Even if recent events don't portend a permanent change, nearly all the numbers in the past few weeks suggest that Iraq's center finally may be holding. Of interest to most Americans is the figure 19: the number of U.S. troops who died here in May. It's a still-grim but welcome low point since the war began in 2003.

Through the first five months of this year, 179 U.S. troops died, well below the 475 killed during the same period a year ago.

Iraqi casualty figures also have leveled off. The Iraqi government puts the number of violent deaths for the first five months of this year at 7,854, up from 7,829 in the same period last year.

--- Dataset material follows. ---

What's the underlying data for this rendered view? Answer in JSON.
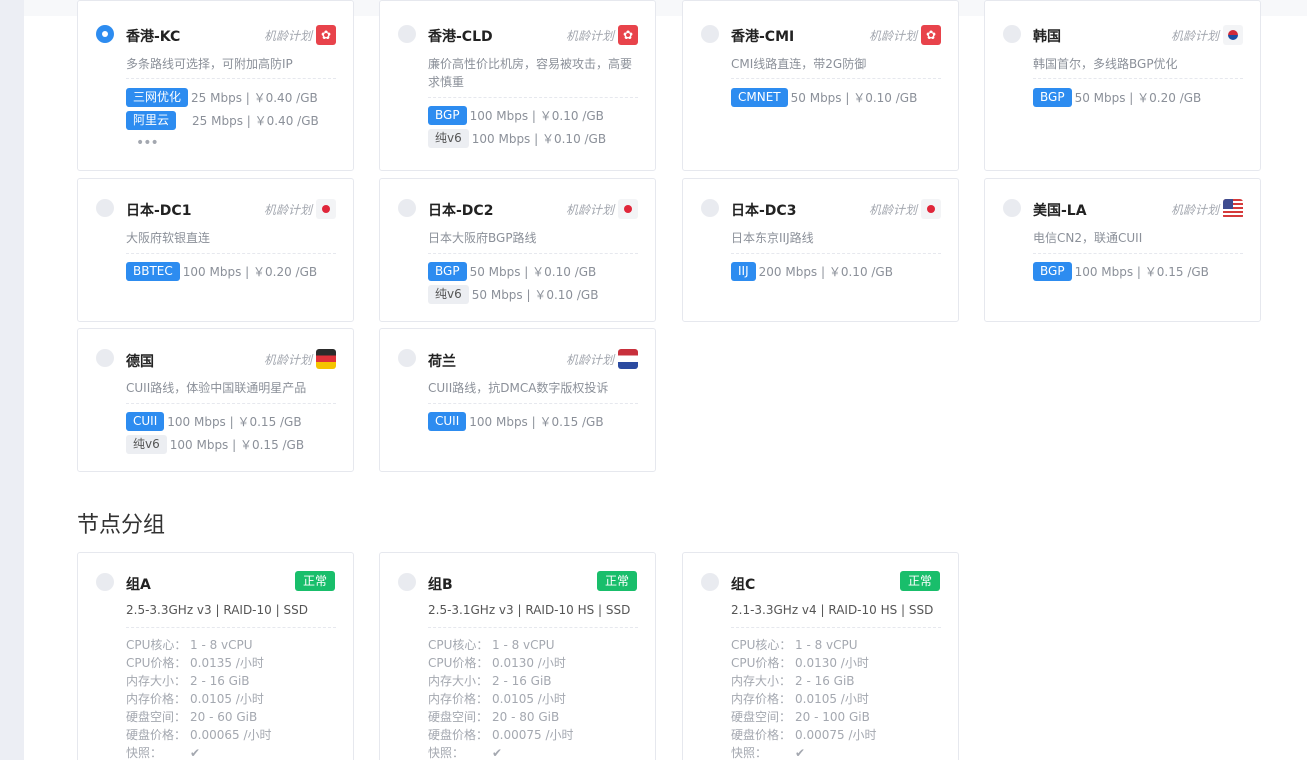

However, officials point out that major operations in the southern city of Basra in March and April swelled the total.

From May 15 to June 3 last year, 316 incidents marred stability in Baghdad. This year, there were 68.

Evidence of near normalcy

In central Baghdad, Al Faris Restaurant owner Haj Hashim said he serves fried fish to 10 or 12 tables of customers a night, up from only two tables a month ago.

A mile away, bookseller Jumaa Mohammed says sales of newspapers and paperbacks have jumped 60 percent from early this year and 80 percent from a year ago.

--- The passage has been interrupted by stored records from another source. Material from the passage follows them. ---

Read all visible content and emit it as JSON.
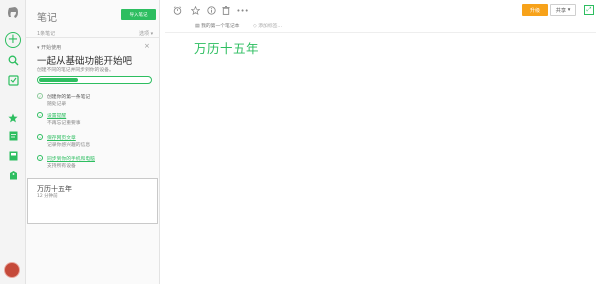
{
  "rail": {
    "logo_icon": "elephant-logo-icon",
    "new_icon": "plus-icon",
    "search_icon": "search-icon",
    "workchat_icon": "chat-icon",
    "shortcuts_icon": "star-icon",
    "notes_icon": "note-icon",
    "notebooks_icon": "notebook-icon",
    "tags_icon": "tag-icon",
    "avatar_icon": "avatar"
  },
  "note_list": {
    "title": "笔记",
    "import_button": "导入笔记",
    "count": "1条笔记",
    "sort_label": "选项 ▾",
    "getting_started": {
      "header": "开始使用",
      "title": "一起从基础功能开始吧",
      "subtitle": "创建不同的笔记并同步到你的设备。",
      "progress_fraction": 0.35,
      "tasks": [
        {
          "title": "创建你的第一条笔记",
          "detail": "随处记录",
          "state": "done"
        },
        {
          "title": "设置提醒",
          "detail": "不再忘记重要事",
          "state": "todo"
        },
        {
          "title": "保存网页文章",
          "detail": "记录你感兴趣的信息",
          "state": "todo"
        },
        {
          "title": "同步到你的手机和电脑",
          "detail": "支持所有设备",
          "state": "todo"
        }
      ]
    },
    "notes": [
      {
        "title": "万历十五年",
        "meta": "12 分钟前"
      }
    ]
  },
  "editor": {
    "toolbar": {
      "reminder_icon": "alarm-clock-icon",
      "shortcut_icon": "star-icon",
      "info_icon": "info-icon",
      "delete_icon": "trash-icon",
      "more_icon": "more-icon",
      "upgrade_button": "升级",
      "share_button": "共享",
      "expand_icon": "expand-icon"
    },
    "notebook": "我的第一个笔记本",
    "tag_placeholder": "添加标签...",
    "note_title": "万历十五年"
  },
  "colors": {
    "accent_green": "#2dbe60",
    "upgrade_orange": "#f7a21a"
  }
}
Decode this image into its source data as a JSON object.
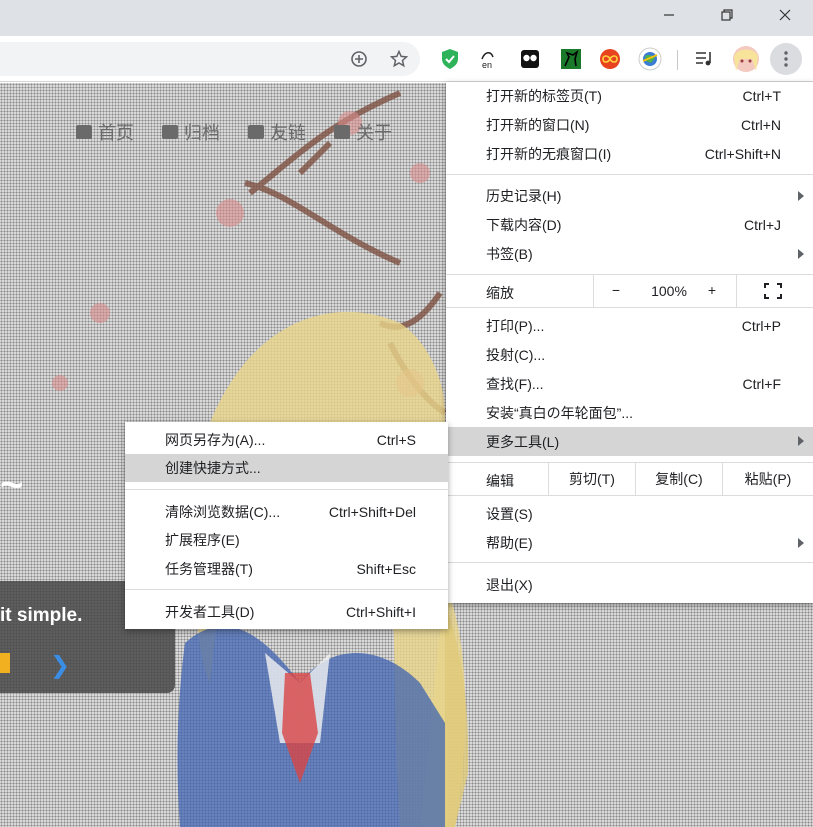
{
  "window": {
    "minimize_icon": "minimize-icon",
    "restore_icon": "restore-icon",
    "close_icon": "close-icon"
  },
  "toolbar": {
    "icons": [
      "add-circle-icon",
      "star-icon",
      "green-shield-extension-icon",
      "translate-extension-icon",
      "dice-extension-icon",
      "horse-extension-icon",
      "infinity-extension-icon",
      "globe-extension-icon",
      "media-queue-icon",
      "avatar",
      "kebab-menu-icon"
    ],
    "translate_badge": "en"
  },
  "page": {
    "nav": [
      "首页",
      "归档",
      "友链",
      "关于"
    ],
    "banner_text": "it simple.",
    "banner_next": "❯"
  },
  "menu": {
    "new_tab": "打开新的标签页(T)",
    "new_tab_sc": "Ctrl+T",
    "new_window": "打开新的窗口(N)",
    "new_window_sc": "Ctrl+N",
    "new_incognito": "打开新的无痕窗口(I)",
    "new_incognito_sc": "Ctrl+Shift+N",
    "history": "历史记录(H)",
    "downloads": "下载内容(D)",
    "downloads_sc": "Ctrl+J",
    "bookmarks": "书签(B)",
    "zoom": "缩放",
    "zoom_minus": "−",
    "zoom_value": "100%",
    "zoom_plus": "+",
    "print": "打印(P)...",
    "print_sc": "Ctrl+P",
    "cast": "投射(C)...",
    "find": "查找(F)...",
    "find_sc": "Ctrl+F",
    "install": "安装“真白の年轮面包”...",
    "more_tools": "更多工具(L)",
    "edit": "编辑",
    "cut": "剪切(T)",
    "copy": "复制(C)",
    "paste": "粘贴(P)",
    "settings": "设置(S)",
    "help": "帮助(E)",
    "exit": "退出(X)"
  },
  "submenu": {
    "save_page": "网页另存为(A)...",
    "save_page_sc": "Ctrl+S",
    "create_shortcut": "创建快捷方式...",
    "clear_data": "清除浏览数据(C)...",
    "clear_data_sc": "Ctrl+Shift+Del",
    "extensions": "扩展程序(E)",
    "task_manager": "任务管理器(T)",
    "task_manager_sc": "Shift+Esc",
    "dev_tools": "开发者工具(D)",
    "dev_tools_sc": "Ctrl+Shift+I"
  },
  "colors": {
    "titlebar": "#dee1e6",
    "highlight": "#d5d5d5",
    "shield_green": "#2fb35a"
  }
}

Nearby, bookstore owner Daoud Mohammed proudly shows his translations of Proust, Melville, Pasternak and Shakespeare. He does so in the dark: power is out again. He sells about 10 books a day, down from about 100 three years ago, but more than earlier this year.

Many Iraqis, while somewhat buoyant, are waiting and seeing. Some suspect that the recent offensives are politically motivated to help certain parties in October's provincial elections.

Ali, who works for a government ministry and who asked that his family name not be used, , voiced a common complaint: “There are now so many (security) checkpoints that it takes so long to move even one kilometer. To me, it's not security, it's martial law.”

Mohammed, the bookstore owner, echoed a standard concern about the U.S. presence: “Are they leaving or staying? Are they friends or occupiers? This is my main question. If they are friends, then American and Iraqi people are friends. If they have the intention of occupiers, it is a different matter.”